If you only have one or two tills in your stores, you are limited in the number of extra staff you can deploy as a way to reduce queues and prevent walk-aways. But prevention is important – not only to minimise lost sales, but also to cut down on staff time spent putting products from abandoned baskets back on the shelves.

But Tensator general manager Kevin Hickson says there are things that can be done. He recommends creating in-queue merchandising with high margin impulse purchase items. He says that not only does it hold shoppers’ attention while they wait, but can create a sales uplift and substantially improve the margin of the overall basket.

To speed up the queue without opening more tills, Hickson suggests retailers try a call-forward system, which can increase customer flow by 25 per cent.

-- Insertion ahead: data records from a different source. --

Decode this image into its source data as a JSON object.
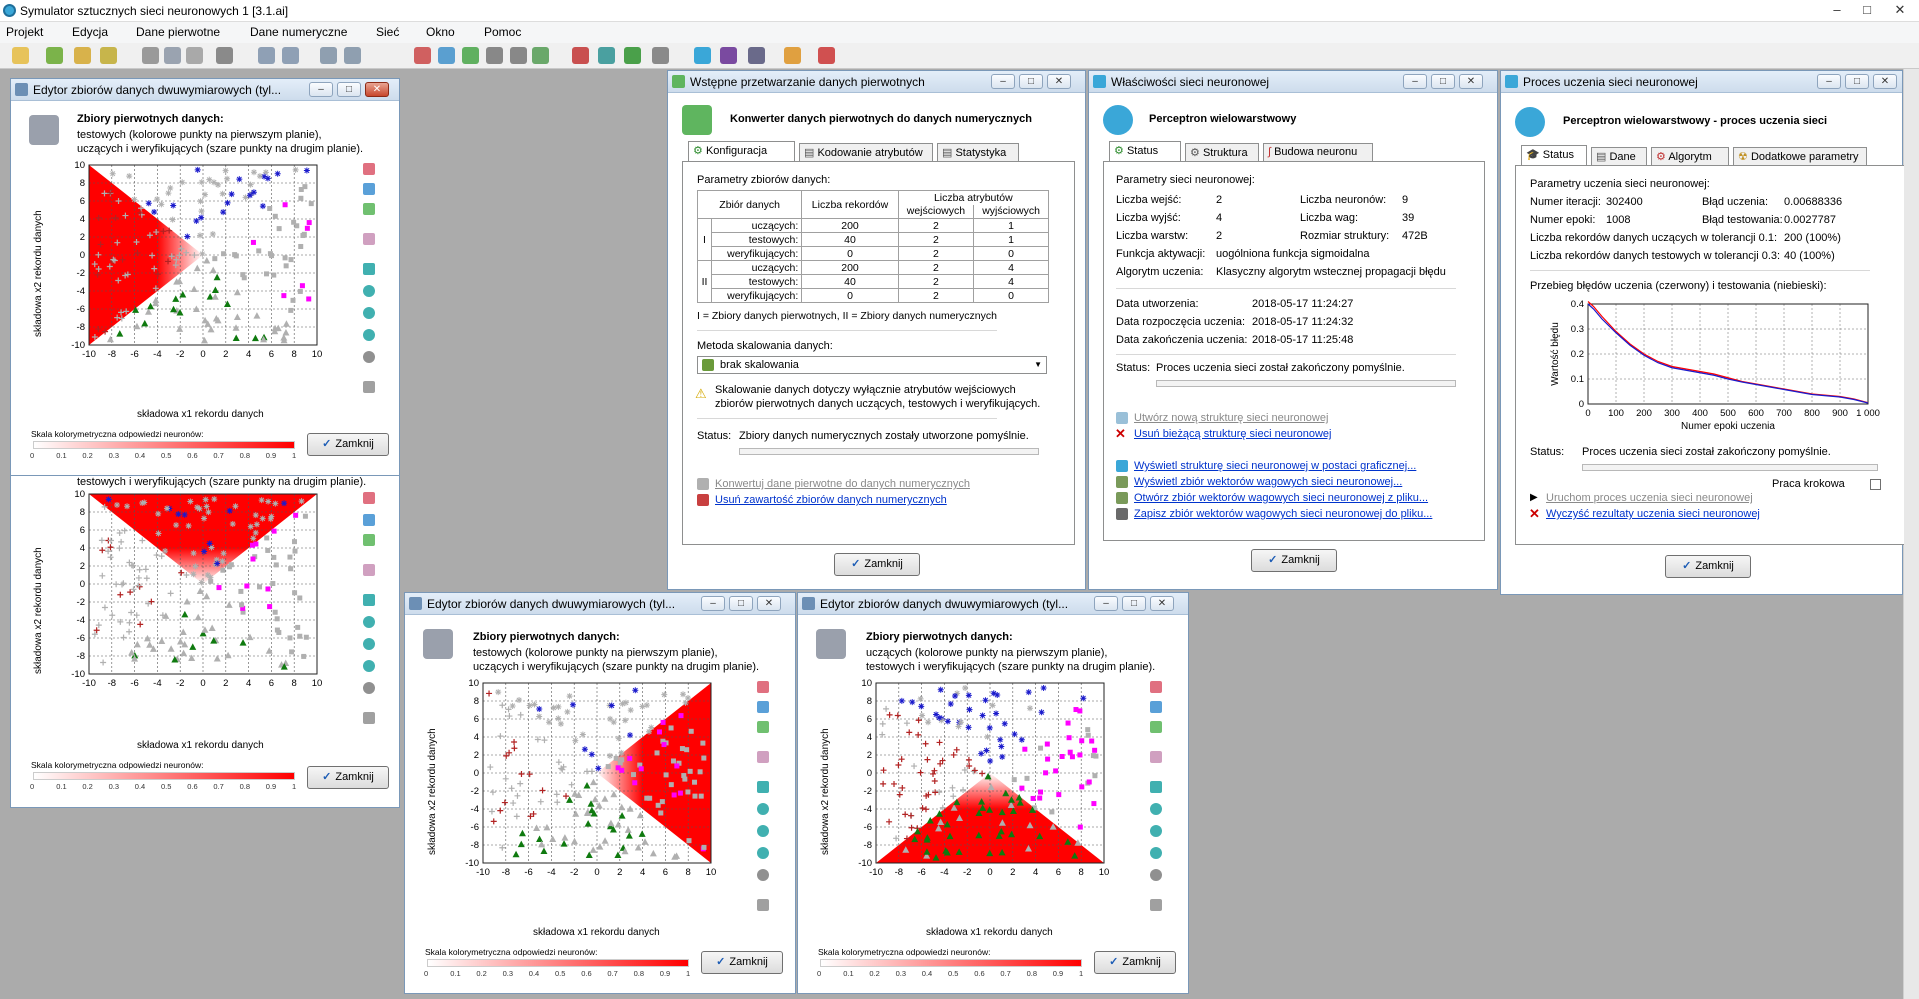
{
  "app": {
    "title": "Symulator sztucznych sieci neuronowych 1 [3.1.ai]",
    "window_buttons": [
      "–",
      "□",
      "✕"
    ]
  },
  "menu": [
    "Projekt",
    "Edycja",
    "Dane pierwotne",
    "Dane numeryczne",
    "Sieć",
    "Okno",
    "Pomoc"
  ],
  "colors": {
    "accent_red": "#ff0000",
    "blue_points": "#1a1acc",
    "green_points": "#0f7a0f",
    "magenta_points": "#ff00ff",
    "darkred_points": "#b22222",
    "gray_points": "#b0b0b0",
    "link": "#0033cc"
  },
  "editor": {
    "title": "Edytor zbiorów danych dwuwymiarowych (tyl...",
    "header_bold": "Zbiory pierwotnych danych:",
    "line_test_first": "testowych (kolorowe punkty na pierwszym planie),",
    "line_train_second": "uczących i weryfikujących (szare punkty na drugim planie).",
    "line_train_first": "uczących (kolorowe punkty na pierwszym planie),",
    "line_test_second": "testowych i weryfikujących (szare punkty na drugim planie).",
    "x_label": "składowa x1 rekordu danych",
    "y_label": "składowa x2 rekordu danych",
    "ticks": [
      "-10",
      "-8",
      "-6",
      "-4",
      "-2",
      "0",
      "2",
      "4",
      "6",
      "8",
      "10"
    ],
    "y_ticks": [
      "10",
      "8",
      "6",
      "4",
      "2",
      "0",
      "-2",
      "-4",
      "-6",
      "-8",
      "-10"
    ],
    "scale_label": "Skala kolorymetryczna odpowiedzi neuronów:",
    "scale_ticks": [
      "0",
      "0.1",
      "0.2",
      "0.3",
      "0.4",
      "0.5",
      "0.6",
      "0.7",
      "0.8",
      "0.9",
      "1"
    ],
    "close_label": "Zamknij"
  },
  "chart_data": [
    {
      "type": "scatter",
      "title": "",
      "xlabel": "składowa x1 rekordu danych",
      "ylabel": "składowa x2 rekordu danych",
      "xlim": [
        -10,
        10
      ],
      "ylim": [
        -10,
        10
      ],
      "region": "left triangle",
      "grid": true
    },
    {
      "type": "scatter",
      "title": "",
      "xlabel": "składowa x1 rekordu danych",
      "ylabel": "składowa x2 rekordu danych",
      "xlim": [
        -10,
        10
      ],
      "ylim": [
        -10,
        10
      ],
      "region": "top triangle",
      "grid": true
    },
    {
      "type": "scatter",
      "title": "",
      "xlabel": "składowa x1 rekordu danych",
      "ylabel": "składowa x2 rekordu danych",
      "xlim": [
        -10,
        10
      ],
      "ylim": [
        -10,
        10
      ],
      "region": "right triangle",
      "grid": true
    },
    {
      "type": "scatter",
      "title": "",
      "xlabel": "składowa x1 rekordu danych",
      "ylabel": "składowa x2 rekordu danych",
      "xlim": [
        -10,
        10
      ],
      "ylim": [
        -10,
        10
      ],
      "region": "bottom triangle",
      "grid": true
    },
    {
      "type": "line",
      "title": "",
      "xlabel": "Numer epoki uczenia",
      "ylabel": "Wartość błędu",
      "xlim": [
        0,
        1000
      ],
      "ylim": [
        0,
        0.4
      ],
      "x_ticks": [
        "0",
        "100",
        "200",
        "300",
        "400",
        "500",
        "600",
        "700",
        "800",
        "900",
        "1 000"
      ],
      "y_ticks": [
        "0.4",
        "0.3",
        "0.2",
        "0.1",
        "0"
      ],
      "series": [
        {
          "name": "",
          "color": "#ff0000",
          "x": [
            0,
            20,
            50,
            100,
            150,
            200,
            250,
            300,
            350,
            400,
            450,
            500,
            550,
            600,
            650,
            700,
            750,
            800,
            850,
            900,
            950,
            1000
          ],
          "values": [
            0.41,
            0.39,
            0.35,
            0.29,
            0.24,
            0.2,
            0.17,
            0.15,
            0.14,
            0.13,
            0.12,
            0.105,
            0.09,
            0.08,
            0.07,
            0.06,
            0.05,
            0.04,
            0.035,
            0.03,
            0.02,
            0.005
          ]
        },
        {
          "name": "",
          "color": "#1a1acc",
          "x": [
            0,
            20,
            50,
            100,
            150,
            200,
            250,
            300,
            350,
            400,
            450,
            500,
            550,
            600,
            650,
            700,
            750,
            800,
            850,
            900,
            950,
            1000
          ],
          "values": [
            0.4,
            0.38,
            0.34,
            0.285,
            0.235,
            0.195,
            0.165,
            0.145,
            0.135,
            0.125,
            0.115,
            0.1,
            0.088,
            0.078,
            0.068,
            0.058,
            0.048,
            0.038,
            0.033,
            0.028,
            0.018,
            0.004
          ]
        }
      ]
    }
  ],
  "preproc": {
    "title": "Wstępne przetwarzanie danych pierwotnych",
    "header": "Konwerter danych pierwotnych do danych numerycznych",
    "tabs": [
      "Konfiguracja",
      "Kodowanie atrybutów",
      "Statystyka"
    ],
    "params_label": "Parametry zbiorów danych:",
    "col_set": "Zbiór danych",
    "col_records": "Liczba rekordów",
    "col_attrs": "Liczba atrybutów",
    "col_in": "wejściowych",
    "col_out": "wyjściowych",
    "group1": "I",
    "group2": "II",
    "rows": [
      {
        "name": "uczących:",
        "rec": "200",
        "in": "2",
        "out": "1"
      },
      {
        "name": "testowych:",
        "rec": "40",
        "in": "2",
        "out": "1"
      },
      {
        "name": "weryfikujących:",
        "rec": "0",
        "in": "2",
        "out": "0"
      },
      {
        "name": "uczących:",
        "rec": "200",
        "in": "2",
        "out": "4"
      },
      {
        "name": "testowych:",
        "rec": "40",
        "in": "2",
        "out": "4"
      },
      {
        "name": "weryfikujących:",
        "rec": "0",
        "in": "2",
        "out": "0"
      }
    ],
    "legend": "I = Zbiory danych pierwotnych, II = Zbiory danych numerycznych",
    "scaling_label": "Metoda skalowania danych:",
    "scaling_value": "brak skalowania",
    "warning1": "Skalowanie danych dotyczy wyłącznie atrybutów wejściowych",
    "warning2": "zbiorów pierwotnych danych uczących, testowych i weryfikujących.",
    "status_label": "Status:",
    "status_text": "Zbiory danych numerycznych zostały utworzone pomyślnie.",
    "link_convert": "Konwertuj dane pierwotne do danych numerycznych",
    "link_delete": "Usuń zawartość zbiorów danych numerycznych",
    "close_label": "Zamknij"
  },
  "props": {
    "title": "Właściwości sieci neuronowej",
    "header": "Perceptron wielowarstwowy",
    "tabs": [
      "Status",
      "Struktura",
      "Budowa neuronu"
    ],
    "params_label": "Parametry sieci neuronowej:",
    "inputs_label": "Liczba wejść:",
    "inputs": "2",
    "outputs_label": "Liczba wyjść:",
    "outputs": "4",
    "layers_label": "Liczba warstw:",
    "layers": "2",
    "neurons_label": "Liczba neuronów:",
    "neurons": "9",
    "weights_label": "Liczba wag:",
    "weights": "39",
    "size_label": "Rozmiar struktury:",
    "size": "472B",
    "activation_label": "Funkcja aktywacji:",
    "activation": "uogólniona funkcja sigmoidalna",
    "algorithm_label": "Algorytm uczenia:",
    "algorithm": "Klasyczny algorytm wstecznej propagacji błędu",
    "created_label": "Data utworzenia:",
    "created": "2018-05-17 11:24:27",
    "train_start_label": "Data rozpoczęcia uczenia:",
    "train_start": "2018-05-17 11:24:32",
    "train_end_label": "Data zakończenia uczenia:",
    "train_end": "2018-05-17 11:25:48",
    "status_label": "Status:",
    "status_text": "Proces uczenia sieci został zakończony pomyślnie.",
    "link_new": "Utwórz nową strukturę sieci neuronowej",
    "link_delete": "Usuń bieżącą strukturę sieci neuronowej",
    "link_show": "Wyświetl strukturę sieci neuronowej w postaci graficznej...",
    "link_weights": "Wyświetl zbiór wektorów wagowych sieci neuronowej...",
    "link_open": "Otwórz zbiór wektorów wagowych sieci neuronowej z pliku...",
    "link_save": "Zapisz zbiór wektorów wagowych sieci neuronowej do pliku...",
    "close_label": "Zamknij"
  },
  "learn": {
    "title": "Proces uczenia sieci neuronowej",
    "header": "Perceptron wielowarstwowy - proces uczenia sieci",
    "tabs": [
      "Status",
      "Dane",
      "Algorytm",
      "Dodatkowe parametry"
    ],
    "params_label": "Parametry uczenia sieci neuronowej:",
    "iter_label": "Numer iteracji:",
    "iter": "302400",
    "epoch_label": "Numer epoki:",
    "epoch": "1008",
    "train_err_label": "Błąd uczenia:",
    "train_err": "0.00688336",
    "test_err_label": "Błąd testowania:",
    "test_err": "0.0027787",
    "tol_train_label": "Liczba rekordów danych uczących w tolerancji 0.1:",
    "tol_train": "200 (100%)",
    "tol_test_label": "Liczba rekordów danych testowych w tolerancji 0.3:",
    "tol_test": "40 (100%)",
    "chart_label": "Przebieg błędów uczenia (czerwony) i testowania (niebieski):",
    "status_label": "Status:",
    "status_text": "Proces uczenia sieci został zakończony pomyślnie.",
    "step_label": "Praca krokowa",
    "link_run": "Uruchom proces uczenia sieci neuronowej",
    "link_clear": "Wyczyść rezultaty uczenia sieci neuronowej",
    "close_label": "Zamknij"
  }
}
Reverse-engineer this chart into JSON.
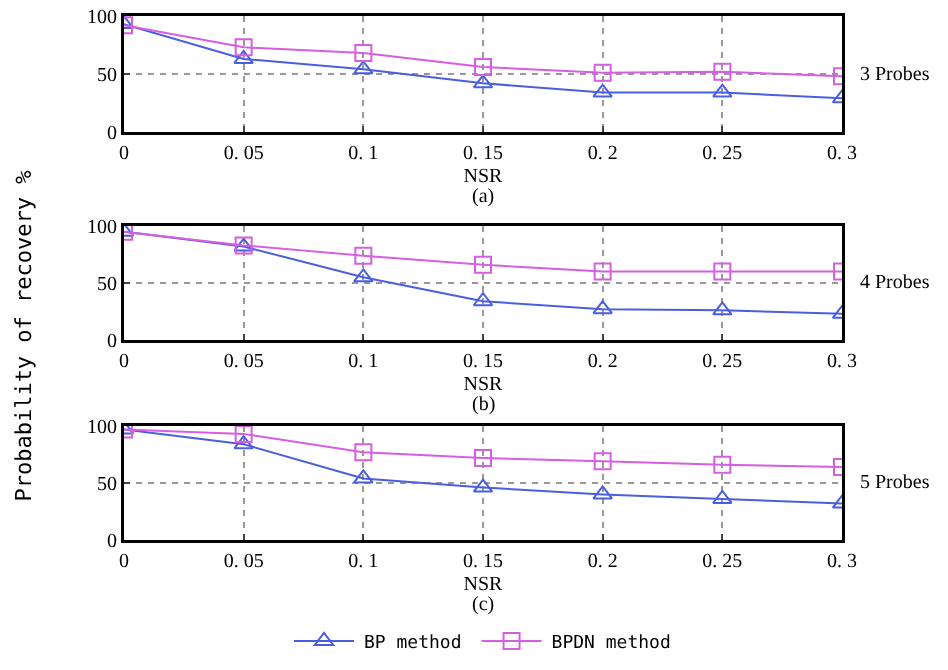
{
  "chart_data": [
    {
      "type": "line",
      "xlabel": "NSR",
      "categories": [
        "0",
        "0. 05",
        "0. 1",
        "0. 15",
        "0. 2",
        "0. 25",
        "0. 3"
      ],
      "ylim": [
        0,
        100
      ],
      "yticks": [
        0,
        50,
        100
      ],
      "grid": true,
      "line_style": "solid",
      "legend": false,
      "annotations": [
        "(a)",
        "3 Probes"
      ],
      "series": [
        {
          "color": "#4a5ee0",
          "marker": "triangle",
          "values": [
            93,
            63,
            54,
            42,
            34,
            34,
            29
          ]
        },
        {
          "color": "#d65ee0",
          "marker": "square",
          "values": [
            92,
            73,
            68,
            56,
            51,
            52,
            48
          ]
        }
      ]
    },
    {
      "type": "line",
      "xlabel": "NSR",
      "ylabel": "Probability of recovery %",
      "categories": [
        "0",
        "0. 05",
        "0. 1",
        "0. 15",
        "0. 2",
        "0. 25",
        "0. 3"
      ],
      "ylim": [
        0,
        100
      ],
      "yticks": [
        0,
        50,
        100
      ],
      "grid": true,
      "line_style": "solid",
      "legend": false,
      "annotations": [
        "(b)",
        "4 Probes"
      ],
      "series": [
        {
          "color": "#4a5ee0",
          "marker": "triangle",
          "values": [
            95,
            82,
            55,
            34,
            27,
            26,
            23
          ]
        },
        {
          "color": "#d65ee0",
          "marker": "square",
          "values": [
            95,
            83,
            74,
            66,
            60,
            60,
            60
          ]
        }
      ]
    },
    {
      "type": "line",
      "xlabel": "NSR",
      "categories": [
        "0",
        "0. 05",
        "0. 1",
        "0. 15",
        "0. 2",
        "0. 25",
        "0. 3"
      ],
      "ylim": [
        0,
        100
      ],
      "yticks": [
        0,
        50,
        100
      ],
      "grid": true,
      "line_style": "solid",
      "legend": "bottom",
      "annotations": [
        "(c)",
        "5 Probes"
      ],
      "series": [
        {
          "name": "BP method",
          "color": "#4a5ee0",
          "marker": "triangle",
          "values": [
            97,
            84,
            54,
            46,
            40,
            36,
            32
          ]
        },
        {
          "name": "BPDN method",
          "color": "#d65ee0",
          "marker": "square",
          "values": [
            97,
            93,
            77,
            72,
            69,
            66,
            64
          ]
        }
      ]
    }
  ]
}
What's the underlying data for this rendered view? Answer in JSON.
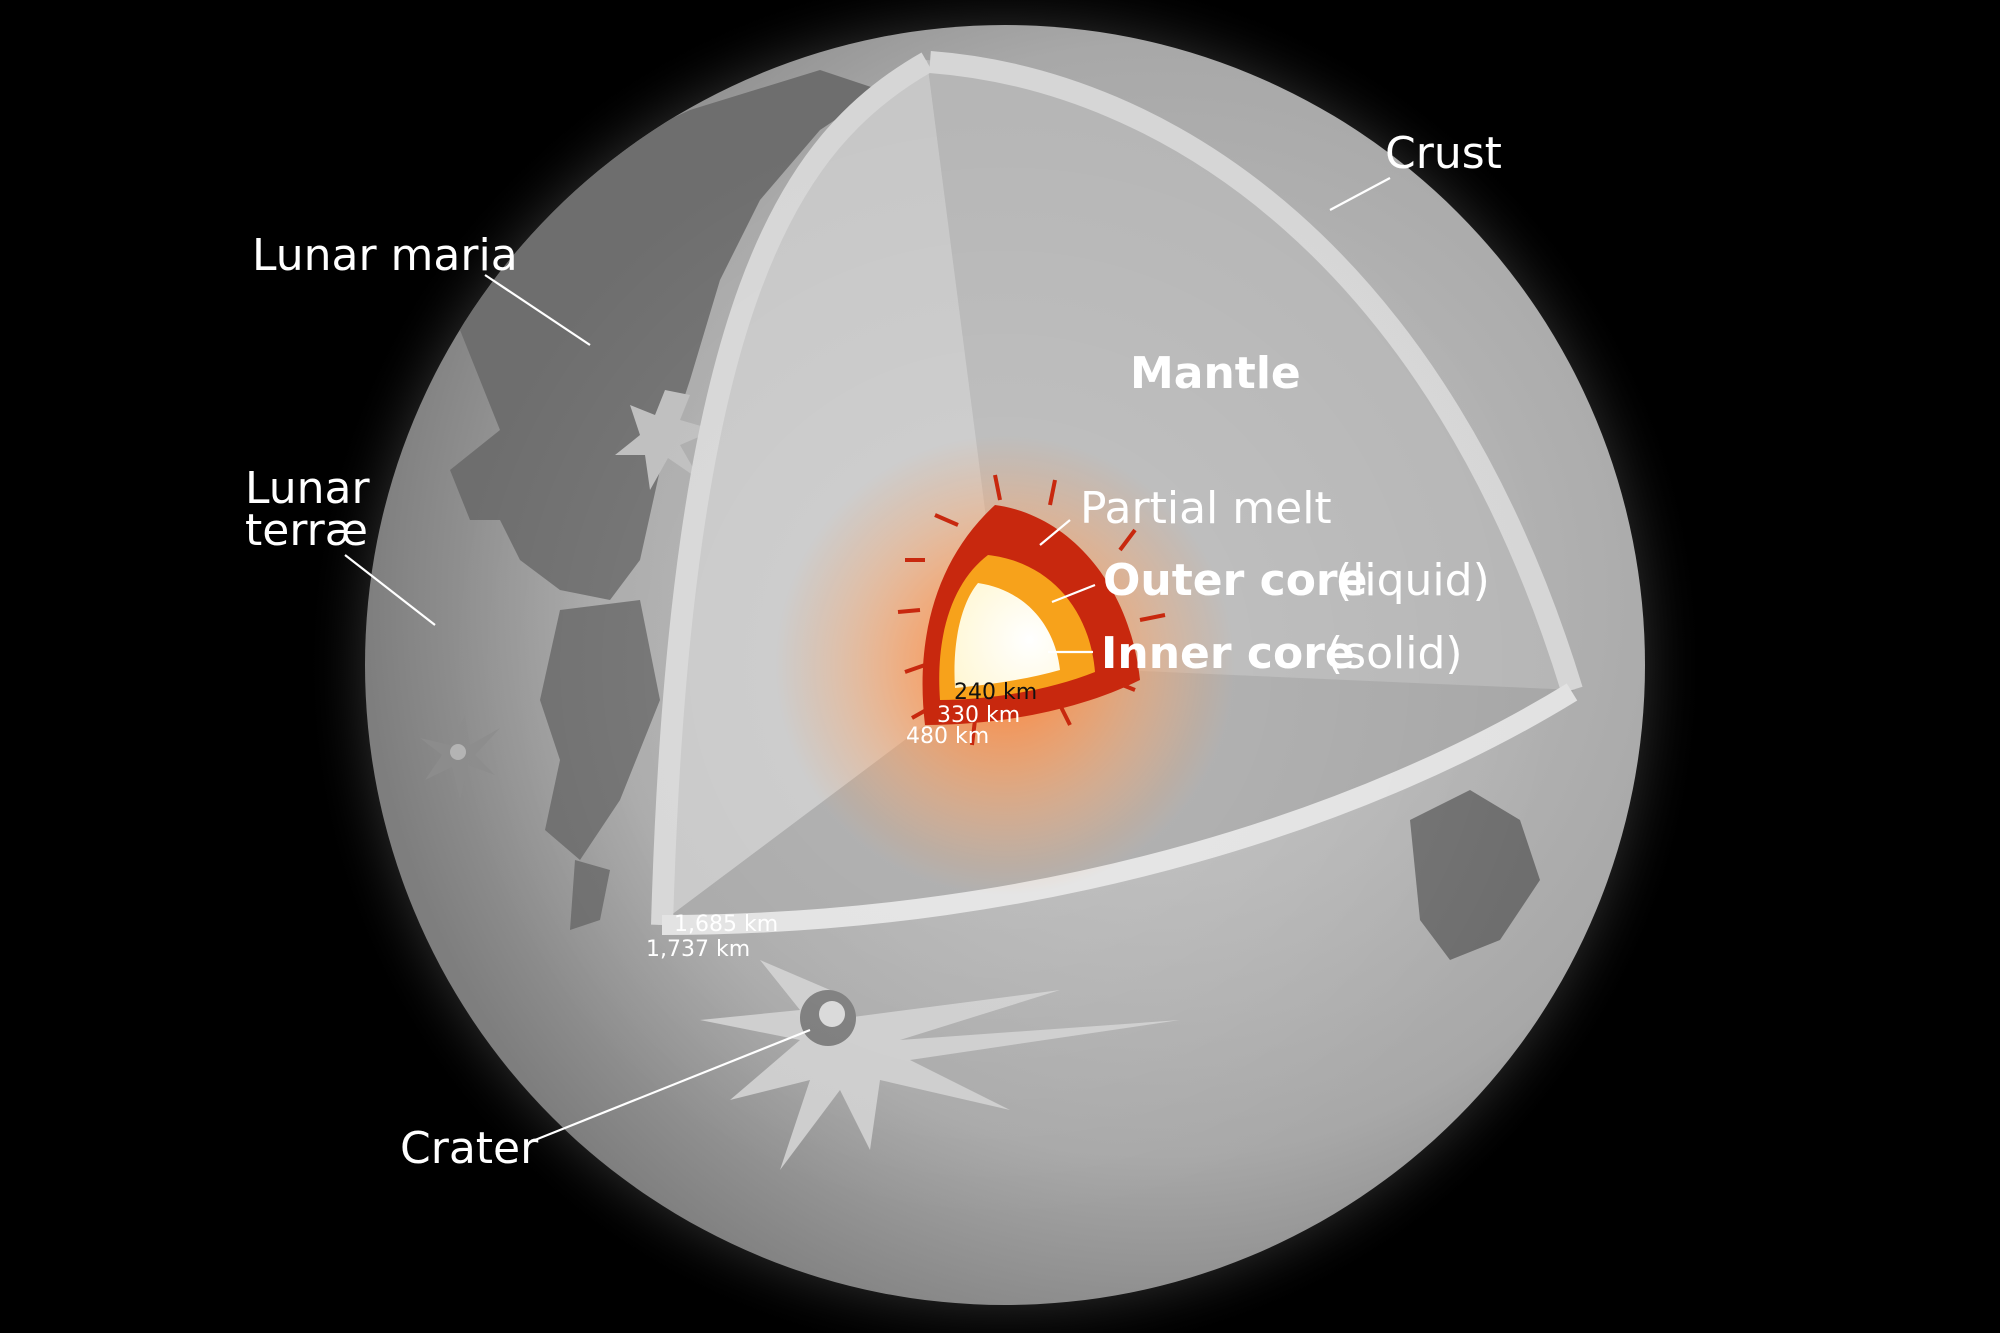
{
  "labels": {
    "crust": "Crust",
    "lunar_maria": "Lunar maria",
    "lunar_terrae_line1": "Lunar",
    "lunar_terrae_line2": "terræ",
    "mantle": "Mantle",
    "partial_melt": "Partial melt",
    "outer_core": "Outer core",
    "outer_core_state": "(liquid)",
    "inner_core": "Inner core",
    "inner_core_state": "(solid)",
    "crater": "Crater"
  },
  "radii": {
    "inner_core": "240 km",
    "outer_core": "330 km",
    "partial_melt": "480 km",
    "mantle": "1,685 km",
    "surface": "1,737 km"
  },
  "colors": {
    "background": "#000000",
    "surface": "#a9a9a9",
    "maria": "#6e6e6e",
    "mantle": "#b8b8b8",
    "crust": "#cfcfcf",
    "partial_melt": "#c8280e",
    "outer_core": "#f7a21b",
    "inner_core": "#fff8d8",
    "label_text": "#ffffff"
  }
}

In a trial at one US store, there were 164 walk-aways from the tills in a week without such a system, and only six a week later after it was installed.

He adds that updated versions of the ticket systems supermarkets use at their deli counters are another option, because they disperse the queue completely and the ticket can provide an estimated serving time, leaving the customer free to browse the rest of the store.

His final advice is that retailers consider positioning tills where there are likely to be queues towards the rear of a store to prevent another trend – walk-on-bys – where the sight of a queue puts consumers off entering the store at all.